Niall McDonnell

Personal information
- Full name: Niall James McDonnell
- Born: 12 October 1979 (age 46) Strabane, Northern Ireland
- Batting: Right-handed
- Role: Batsman

Domestic team information
- 2013–present: North West Warriors
- Only First-class: 30 May 2017 North West v Northern

Career statistics
| Competition | First-class |
| Matches | 1 |
| Runs scored | 30 |
| Batting average | 30.00 |
| 100s/50s | 0/0 |
| Top score | 30 |
| Catches/stumpings | 2/– |
- Source: ESPNcricinfo, 1 June 2017

= Niall McDonnell (cricketer) =

Irish cricketer (born 1979)

Niall James McDonnell (born 12 October 1979, Strabane, County Tyrone) is a Northern Irish left-handed batsman cricket player.
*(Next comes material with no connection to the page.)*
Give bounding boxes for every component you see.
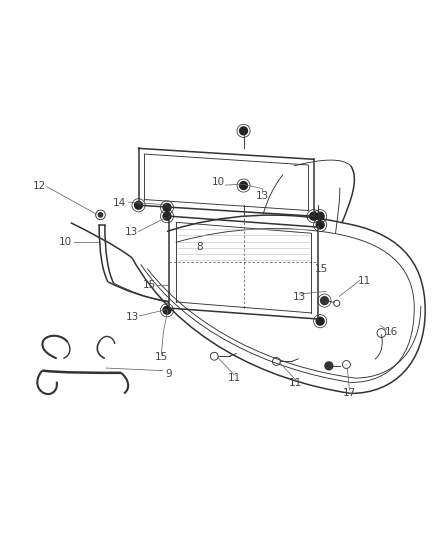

He was included in the Ireland cricket team squad when the Pakistani cricket team toured Ireland in 2011.

He played two matches against MCC team and scored a century against them at College Park. In February 2016, he was appointed assistant coach of the North West Warriors under Bobby Rao.

McDonnell made his first-class cricket debut for the North West Warriors against Northern Knights in the 2017 Inter-Provincial Championship on 30 May 2017.